A table has a PK. Every PK compbination has average 75 rows for every month. Total number of rows around 50 million. So, it is calling for partitioning.
Making the partitions based on the date in the row seems most logical. The data in the table gets processed for a "month".
My question is, if I partition based on range in PK column and distribute the partiotions across datafiles (and hence disks) will I be distributing I/O ? So, data for a month is distributed across disks and the processing can be faster ?
Is this a correct view to partitioning ? Will it have considerable performance advantage over partitioning based on date range ? Obviously, the date based partitioning will be easier to maintain.
I think you have the concept down, and it sounds like your method of partitioning will speed your processing. Your performance depends on how your data will be distributed in the different partitions/datafiles and how it will be accessed.
For example, if you are processing data for an entire month and the data is partitioned on date by month, you will just be processing data from one partition at a time.
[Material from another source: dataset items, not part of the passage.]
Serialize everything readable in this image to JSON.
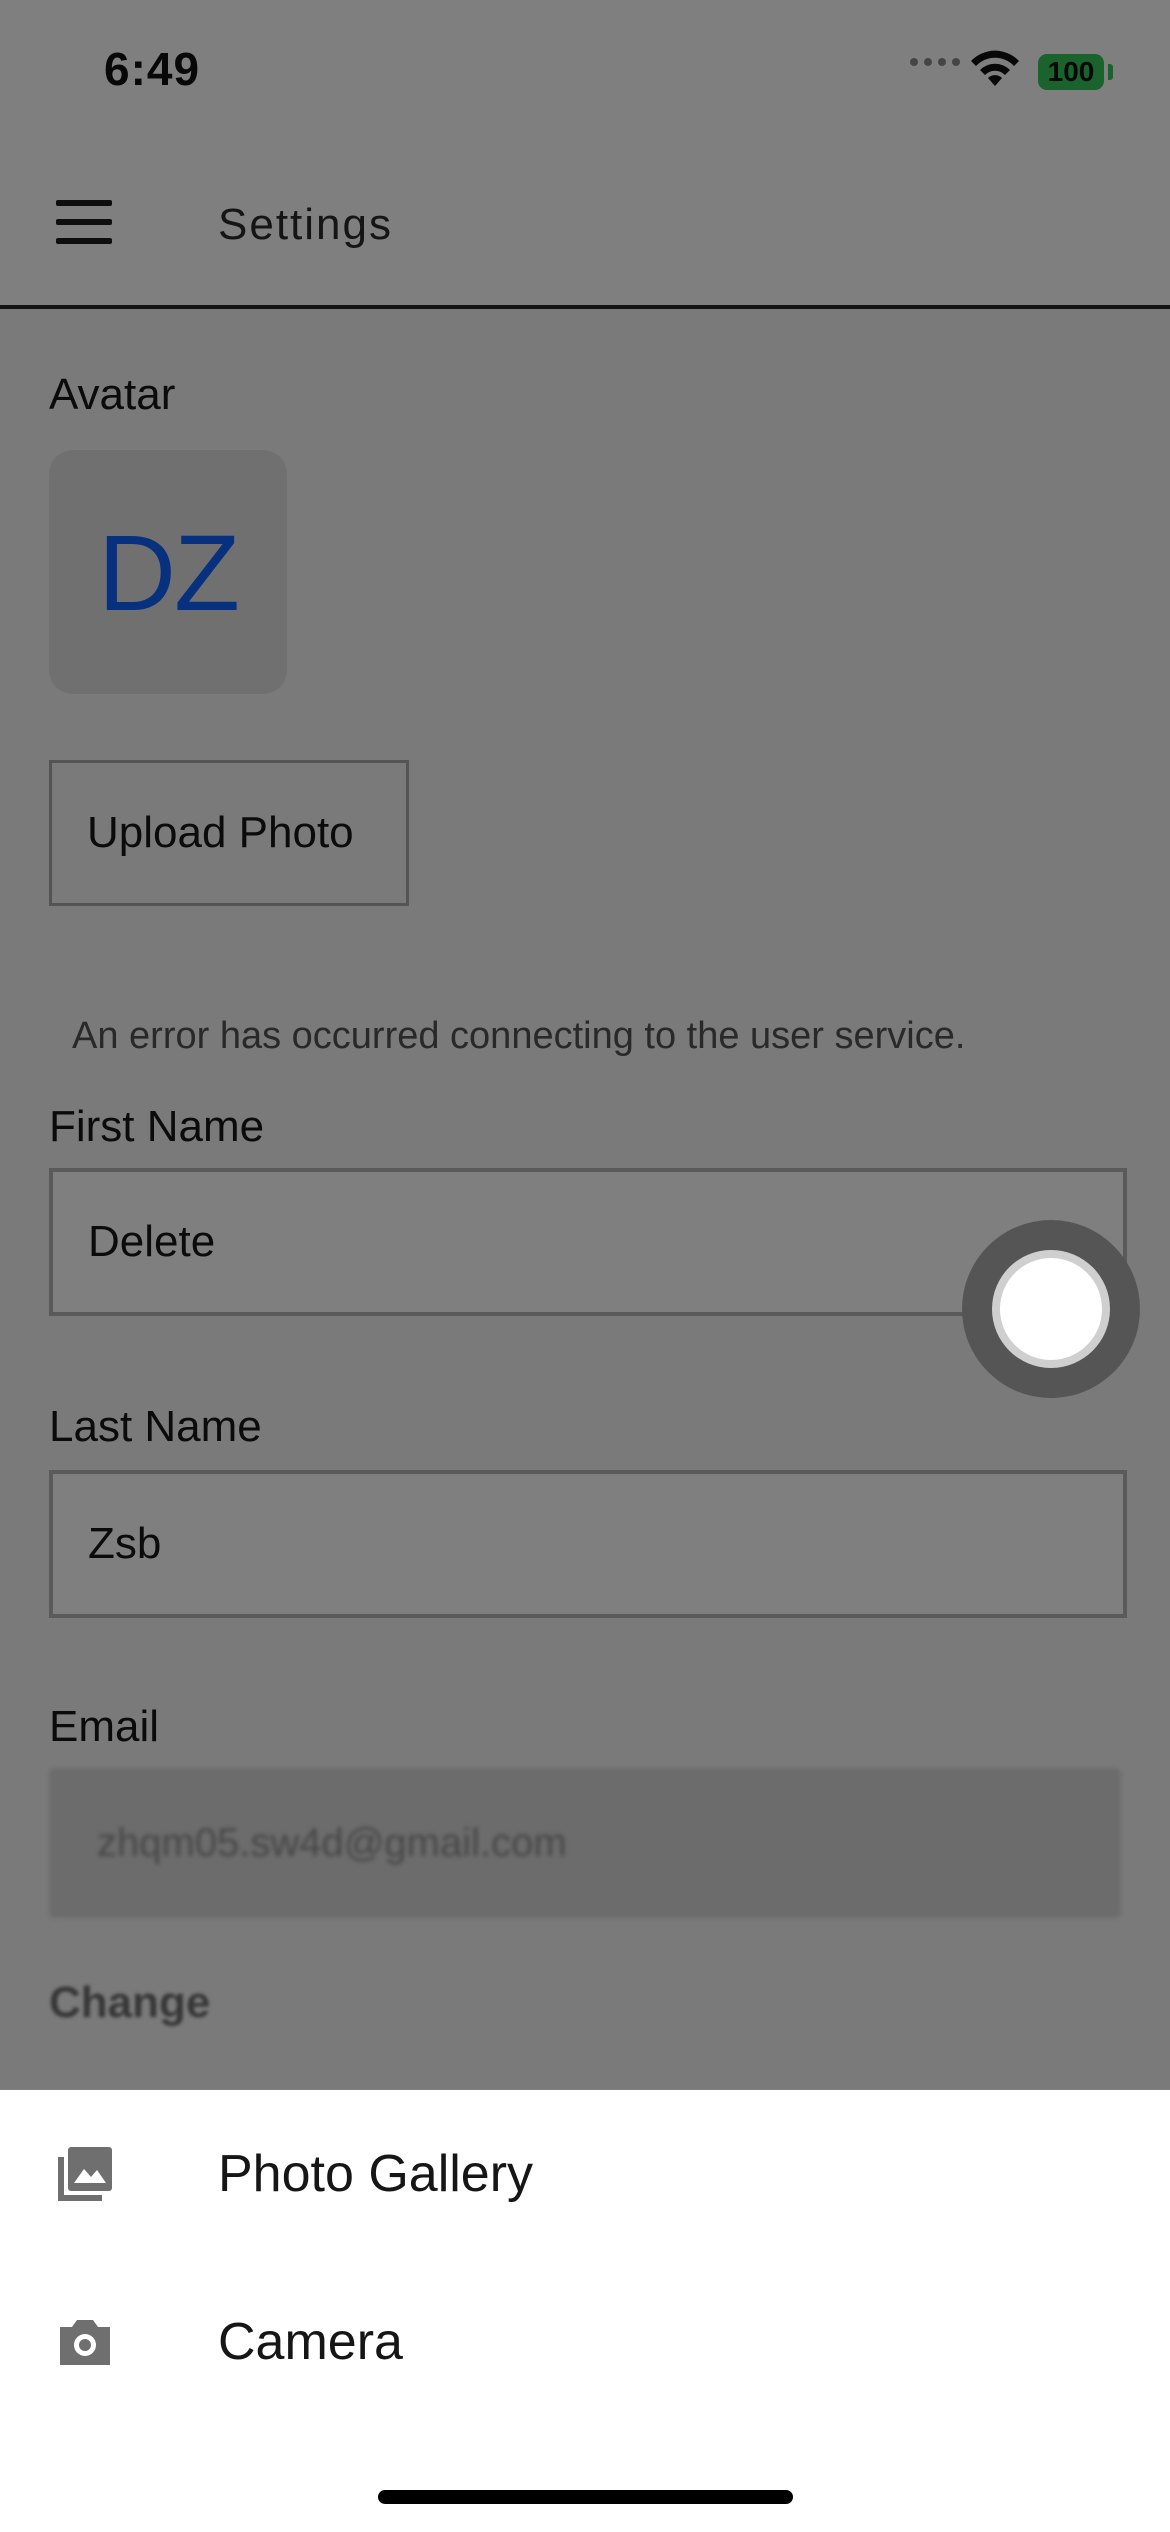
{
  "status_bar": {
    "time": "6:49",
    "battery": "100",
    "battery_color": "#34c759"
  },
  "header": {
    "title": "Settings",
    "menu_icon": "hamburger-icon"
  },
  "profile": {
    "avatar_label": "Avatar",
    "avatar_initials": "DZ",
    "avatar_initials_color": "#0f62fe",
    "upload_button": "Upload Photo",
    "error_message": "An error has occurred connecting to the user service.",
    "first_name_label": "First Name",
    "first_name_value": "Delete",
    "last_name_label": "Last Name",
    "last_name_value": "Zsb",
    "email_label": "Email",
    "email_value": "zhqm05.sw4d@gmail.com",
    "change_link": "Change"
  },
  "action_sheet": {
    "items": [
      {
        "label": "Photo Gallery",
        "icon": "photo-gallery-icon"
      },
      {
        "label": "Camera",
        "icon": "camera-icon"
      }
    ]
  }
}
However, if you spread that data over multiple partitions/datafiles, your performance will increase.
If the data in the partitions is evenly distributed, then range partition is a good choice. For example, every month the sales table gets around 100,000 rows; here the date or month will be the partition key.
On the other side, if the sales table gets 10,000,000 rows for the months Oct, Nov, and Dec and gets 50,000 rows for the remaining 9 months, then range partition is not a good choice. You have to choose HASH partition.
In both cases, the partition key will be sales date.
Handling 50M rows is a big task. Do the analysis caefully and decide which one is needed.